The leading cause of cancer death worldwide is esophageal squamous cell carcinoma (ESCC), the major histological form of esophageal cancer. A biomarker, adenosine deaminase acting on RNA-1 (ADAR1), has been discovered, and it has the potential to improve the diagnosis, prognosis, and treatment of this disease.
Led by Polly Chen, MD, PhD, of the Cancer Science Institute of the National University of Singapore, the research team also demonstrated that the editing of protein-making sequences promotes the development of ESCC. Their study was published in Cancer Research (2013; doi:10.1158/0008-5472.CAN-13-2545).

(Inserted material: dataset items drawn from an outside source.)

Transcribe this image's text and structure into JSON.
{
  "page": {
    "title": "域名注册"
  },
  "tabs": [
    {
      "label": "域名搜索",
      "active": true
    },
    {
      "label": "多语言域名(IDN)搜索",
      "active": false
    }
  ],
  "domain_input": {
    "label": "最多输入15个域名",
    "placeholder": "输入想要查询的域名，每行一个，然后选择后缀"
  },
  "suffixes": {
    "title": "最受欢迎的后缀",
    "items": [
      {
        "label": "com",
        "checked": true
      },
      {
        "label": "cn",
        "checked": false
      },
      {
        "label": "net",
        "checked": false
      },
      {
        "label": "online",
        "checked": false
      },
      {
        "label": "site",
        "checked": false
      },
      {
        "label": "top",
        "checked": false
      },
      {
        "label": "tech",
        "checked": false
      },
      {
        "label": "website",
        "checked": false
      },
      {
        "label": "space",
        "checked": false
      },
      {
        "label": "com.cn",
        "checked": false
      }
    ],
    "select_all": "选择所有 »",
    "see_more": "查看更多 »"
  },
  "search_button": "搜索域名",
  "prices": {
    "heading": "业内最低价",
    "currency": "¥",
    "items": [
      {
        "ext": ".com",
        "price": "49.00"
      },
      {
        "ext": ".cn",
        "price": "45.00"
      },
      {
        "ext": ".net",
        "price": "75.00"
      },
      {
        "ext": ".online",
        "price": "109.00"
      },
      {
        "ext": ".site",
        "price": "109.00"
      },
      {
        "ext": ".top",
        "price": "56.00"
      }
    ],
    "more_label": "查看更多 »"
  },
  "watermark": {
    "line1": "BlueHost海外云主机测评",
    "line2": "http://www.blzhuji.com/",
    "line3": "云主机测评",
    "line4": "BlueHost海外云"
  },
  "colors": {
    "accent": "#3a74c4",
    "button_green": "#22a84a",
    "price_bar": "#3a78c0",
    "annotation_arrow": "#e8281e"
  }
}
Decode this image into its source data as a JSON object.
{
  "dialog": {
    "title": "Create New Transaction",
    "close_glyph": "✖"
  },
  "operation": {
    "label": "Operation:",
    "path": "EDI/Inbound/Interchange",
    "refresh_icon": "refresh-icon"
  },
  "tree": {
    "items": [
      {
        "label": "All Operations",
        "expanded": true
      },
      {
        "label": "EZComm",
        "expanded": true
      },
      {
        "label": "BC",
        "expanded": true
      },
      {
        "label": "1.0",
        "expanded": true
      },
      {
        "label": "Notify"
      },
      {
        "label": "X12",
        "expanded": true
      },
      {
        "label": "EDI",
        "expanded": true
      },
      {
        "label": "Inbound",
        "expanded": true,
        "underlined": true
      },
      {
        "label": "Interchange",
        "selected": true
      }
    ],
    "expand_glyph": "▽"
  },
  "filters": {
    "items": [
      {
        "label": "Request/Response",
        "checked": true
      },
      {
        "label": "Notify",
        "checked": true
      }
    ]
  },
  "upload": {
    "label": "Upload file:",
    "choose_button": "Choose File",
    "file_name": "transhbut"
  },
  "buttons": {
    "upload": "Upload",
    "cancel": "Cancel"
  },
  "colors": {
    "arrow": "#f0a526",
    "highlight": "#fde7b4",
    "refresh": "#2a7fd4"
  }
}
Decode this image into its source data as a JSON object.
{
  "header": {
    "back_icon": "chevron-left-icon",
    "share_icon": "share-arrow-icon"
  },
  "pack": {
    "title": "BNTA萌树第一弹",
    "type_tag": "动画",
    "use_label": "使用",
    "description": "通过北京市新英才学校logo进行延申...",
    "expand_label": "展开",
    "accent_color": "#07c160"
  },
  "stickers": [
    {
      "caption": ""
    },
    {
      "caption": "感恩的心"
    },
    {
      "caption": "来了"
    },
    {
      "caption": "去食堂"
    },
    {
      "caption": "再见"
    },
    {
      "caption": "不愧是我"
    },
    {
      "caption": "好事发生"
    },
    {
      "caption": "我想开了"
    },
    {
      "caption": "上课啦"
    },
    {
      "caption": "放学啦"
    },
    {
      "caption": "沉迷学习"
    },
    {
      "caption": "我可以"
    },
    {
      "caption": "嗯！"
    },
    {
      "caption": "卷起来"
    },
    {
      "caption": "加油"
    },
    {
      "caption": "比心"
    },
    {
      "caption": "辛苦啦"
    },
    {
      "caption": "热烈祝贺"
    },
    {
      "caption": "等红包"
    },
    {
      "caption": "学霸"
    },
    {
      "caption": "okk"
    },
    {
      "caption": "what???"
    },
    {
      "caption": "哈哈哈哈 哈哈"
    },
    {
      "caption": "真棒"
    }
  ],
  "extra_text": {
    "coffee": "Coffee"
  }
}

Currently, patients with ESCC have a poor prognosis, as overall survival ranges from 20% to 30%. These dismal numbers indicate the urgent need for biomarkers that can diagnose this disease as early as possible, estimate reactions to chemotherapy or radiotherapy in patients, and predict the overall survival rate of patients undergoing treatment.

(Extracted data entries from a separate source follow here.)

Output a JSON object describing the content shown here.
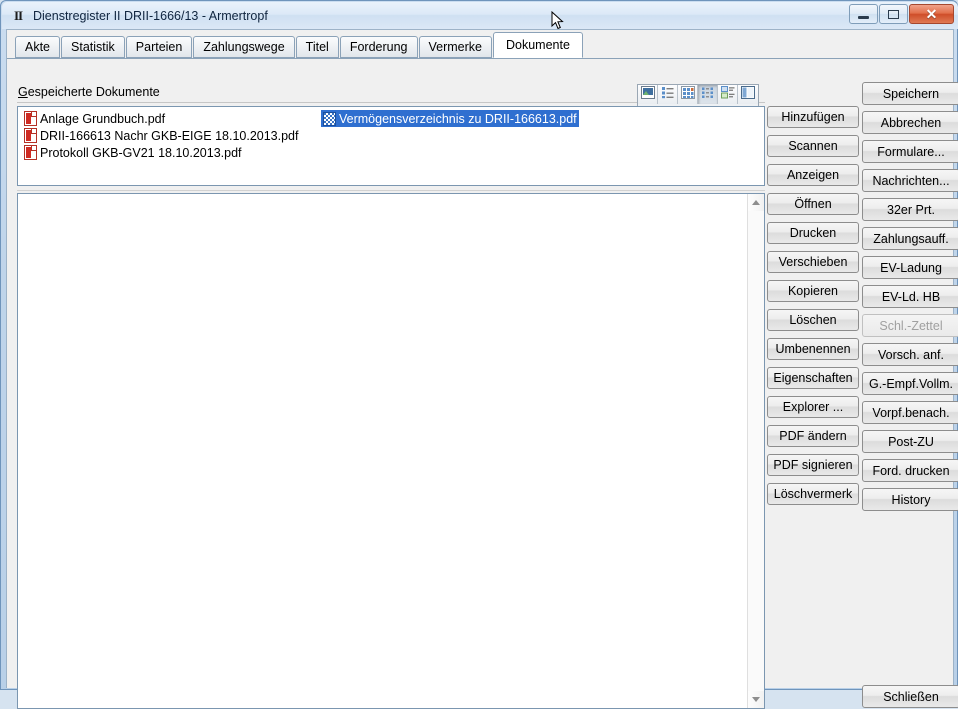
{
  "window": {
    "icon": "ii-glyph-icon",
    "title": "Dienstregister II DRII-1666/13 - Armertropf",
    "controls": {
      "minimize": "minimize-icon",
      "restore": "restore-icon",
      "close": "✕"
    }
  },
  "tabs": [
    {
      "label": "Akte",
      "active": false
    },
    {
      "label": "Statistik",
      "active": false
    },
    {
      "label": "Parteien",
      "active": false
    },
    {
      "label": "Zahlungswege",
      "active": false
    },
    {
      "label": "Titel",
      "active": false
    },
    {
      "label": "Forderung",
      "active": false
    },
    {
      "label": "Vermerke",
      "active": false
    },
    {
      "label": "Dokumente",
      "active": true
    }
  ],
  "group": {
    "label_accel": "G",
    "label_rest": "espeicherte Dokumente"
  },
  "viewbar": {
    "buttons": [
      {
        "name": "thumbnails-view-icon",
        "pressed": false
      },
      {
        "name": "tiles-view-icon",
        "pressed": false
      },
      {
        "name": "icons-view-icon",
        "pressed": false
      },
      {
        "name": "list-view-icon",
        "pressed": true
      },
      {
        "name": "details-view-icon",
        "pressed": false
      },
      {
        "name": "preview-pane-icon",
        "pressed": false
      }
    ]
  },
  "documents": {
    "left_column": [
      {
        "icon": "pdf-file-icon",
        "name": "Anlage Grundbuch.pdf",
        "selected": false
      },
      {
        "icon": "pdf-file-icon",
        "name": "DRII-166613 Nachr GKB-EIGE 18.10.2013.pdf",
        "selected": false
      },
      {
        "icon": "pdf-file-icon",
        "name": "Protokoll GKB-GV21 18.10.2013.pdf",
        "selected": false
      }
    ],
    "right_column": [
      {
        "icon": "selected-file-icon",
        "name": "Vermögensverzeichnis zu DRII-166613.pdf",
        "selected": true
      }
    ]
  },
  "action_buttons": [
    {
      "label": "Hinzufügen",
      "disabled": false
    },
    {
      "label": "Scannen",
      "disabled": false
    },
    {
      "label": "Anzeigen",
      "disabled": false
    },
    {
      "label": "Öffnen",
      "disabled": false
    },
    {
      "label": "Drucken",
      "disabled": false
    },
    {
      "label": "Verschieben",
      "disabled": false
    },
    {
      "label": "Kopieren",
      "disabled": false
    },
    {
      "label": "Löschen",
      "disabled": false
    },
    {
      "label": "Umbenennen",
      "disabled": false
    },
    {
      "label": "Eigenschaften",
      "disabled": false
    },
    {
      "label": "Explorer ...",
      "disabled": false
    },
    {
      "label": "PDF ändern",
      "disabled": false
    },
    {
      "label": "PDF signieren",
      "disabled": false
    },
    {
      "label": "Löschvermerk",
      "disabled": false
    }
  ],
  "side_buttons": [
    {
      "label": "Speichern",
      "disabled": false
    },
    {
      "label": "Abbrechen",
      "disabled": false
    },
    {
      "label": "Formulare...",
      "disabled": false
    },
    {
      "label": "Nachrichten...",
      "disabled": false
    },
    {
      "label": "32er Prt.",
      "disabled": false
    },
    {
      "label": "Zahlungsauff.",
      "disabled": false
    },
    {
      "label": "EV-Ladung",
      "disabled": false
    },
    {
      "label": "EV-Ld. HB",
      "disabled": false
    },
    {
      "label": "Schl.-Zettel",
      "disabled": true
    },
    {
      "label": "Vorsch. anf.",
      "disabled": false
    },
    {
      "label": "G.-Empf.Vollm.",
      "disabled": false
    },
    {
      "label": "Vorpf.benach.",
      "disabled": false
    },
    {
      "label": "Post-ZU",
      "disabled": false
    },
    {
      "label": "Ford. drucken",
      "disabled": false
    },
    {
      "label": "History",
      "disabled": false
    }
  ],
  "close_button": {
    "label": "Schließen"
  },
  "colors": {
    "selection": "#2f6fd0",
    "pdf_red": "#cf2a22",
    "close_red": "#cf4e29",
    "frame": "#b9d0e8"
  }
}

In normal human cells, deoxyribonucleic acid (DNA), which comprises the genetic code, serves as a template for the precise production of ribonucleic acid (RNA) such that the DNA code and RNA code are identical. Editing is a process in which RNA is changed after it is made from DNA, resulting in an altered gene product. This RNA editing is likely to play a role in the formation of tumors by either inactivating a tumor suppressor or activating genes that promote tumor progression.
In this study, the researchers discovered that the RNA-editing enzyme ADAR1, which catalyzes the editing process, is significantly overexpressed in ESCC tumors. They observed that ADAR1 changes the product of the AZIN1 protein to a form which promotes the development of the disease. Clinically, the tumoral overexpression of ADAR1 was correlated with the shorter survival time of ESCC patients.

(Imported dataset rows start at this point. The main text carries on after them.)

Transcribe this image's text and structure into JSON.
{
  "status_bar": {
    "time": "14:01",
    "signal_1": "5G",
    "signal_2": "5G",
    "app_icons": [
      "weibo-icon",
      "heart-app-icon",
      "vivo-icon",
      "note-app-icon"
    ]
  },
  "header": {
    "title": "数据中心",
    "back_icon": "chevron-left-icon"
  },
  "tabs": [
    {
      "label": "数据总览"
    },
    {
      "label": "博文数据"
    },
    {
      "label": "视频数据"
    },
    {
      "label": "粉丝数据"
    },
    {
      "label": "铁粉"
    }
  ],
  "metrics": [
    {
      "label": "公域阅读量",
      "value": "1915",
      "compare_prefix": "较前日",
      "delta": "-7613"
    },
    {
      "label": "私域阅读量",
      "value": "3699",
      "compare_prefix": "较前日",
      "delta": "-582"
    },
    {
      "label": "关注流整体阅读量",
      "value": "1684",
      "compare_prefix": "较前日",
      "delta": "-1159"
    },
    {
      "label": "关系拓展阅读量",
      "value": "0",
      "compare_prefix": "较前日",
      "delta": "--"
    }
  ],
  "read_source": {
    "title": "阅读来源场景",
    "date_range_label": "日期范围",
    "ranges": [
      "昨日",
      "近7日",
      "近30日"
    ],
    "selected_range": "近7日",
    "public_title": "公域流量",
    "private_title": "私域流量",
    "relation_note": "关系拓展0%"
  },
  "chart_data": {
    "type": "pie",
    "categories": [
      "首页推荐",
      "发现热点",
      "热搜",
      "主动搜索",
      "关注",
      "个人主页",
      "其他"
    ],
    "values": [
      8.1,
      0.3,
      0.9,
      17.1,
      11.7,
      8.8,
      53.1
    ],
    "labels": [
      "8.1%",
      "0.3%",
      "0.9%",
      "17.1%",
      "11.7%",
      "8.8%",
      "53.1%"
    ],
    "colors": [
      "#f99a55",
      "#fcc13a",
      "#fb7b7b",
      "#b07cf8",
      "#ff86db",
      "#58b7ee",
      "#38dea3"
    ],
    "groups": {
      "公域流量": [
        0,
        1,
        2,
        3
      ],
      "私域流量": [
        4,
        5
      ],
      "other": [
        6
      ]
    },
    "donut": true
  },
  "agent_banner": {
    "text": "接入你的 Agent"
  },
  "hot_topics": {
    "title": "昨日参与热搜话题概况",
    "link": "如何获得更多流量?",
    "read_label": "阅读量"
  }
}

The findings suggest that ADAR1 can serve as a useful biomarker to detect disorders leading to ESCC and as a potential therapeutic target. The study may also provide the key to a biological process for drug development in the treatment of ESCC.
“Investigating the connection between ADAR1-mediated RNA editing and cancer progression is only the initial step in this research. The tumoral overexpression of ADAR1 can be used as an early warning sign of ESCC and halting or reversing the process may block the cells’ conversion from normal to malignant,” said Chen.
Moving forward, the researchers will further investigate the key RNA-editing events regulated by ADAR1 during ESCC development. They plan to develop a method to correct the RNA-editing process through restoring ADAR balance by silencing ADAR1 and reinstating a specific hyper-edited or hypo-edited transcript.